Frequency analysis for cryptography exercises (use an array[Char] of Integer alongside the sets)
Language detection based on vowel/consonant ratios and character set usage
Readability scoring using standard formulas (Flesch-Kincaid, etc.)
Pattern detection — finding words that contain all vowels, or sentences with unusual punctuation patterns

All of these extensions benefit from the set-based character classification foundation.

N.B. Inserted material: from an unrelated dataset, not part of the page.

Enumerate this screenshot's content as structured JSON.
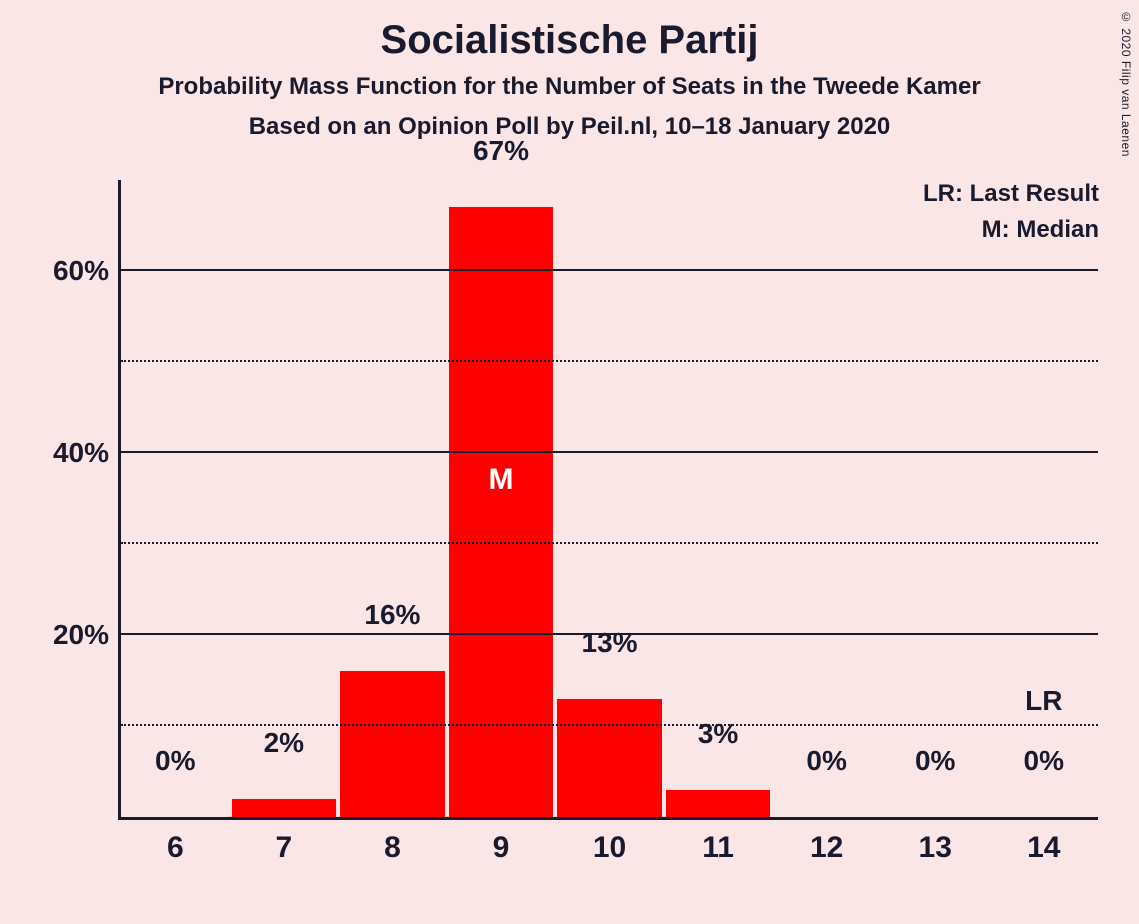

Exercises for This Case Study

Extend the analyzer to track uppercase vs. lowercase letter distribution. Add UpperCount and LowerCount fields to TTextStats. Use the sets ['A'..'Z'] and ['a'..'z'] for classification.
Add a "character frequency" mode that counts how many times each character appears (not just whether it appears). You will need an array[Char] of Integer for this — sets only track presence, not count.
Build a pangram checker: a function IsPangram(const Text: string): Boolean that returns True if the text contains every letter of the alphabet. (Hint: collect all letters found into a set of Char and compare against ['a'..'z'] after converting to lowercase.)
Create a "text fingerprint" that summarizes a passage as the set of character classes it uses. For example, a passage containing letters, digits, and exclamation marks would have the fingerprint [fcLetters, fcDigits, fcPunctuation] where TFingerClass is an enumeration you define.
Extend the word counter to also identify the longest word and shortest word, using sets to determine word boundaries. Track the words as strings but use the character sets for boundary detection.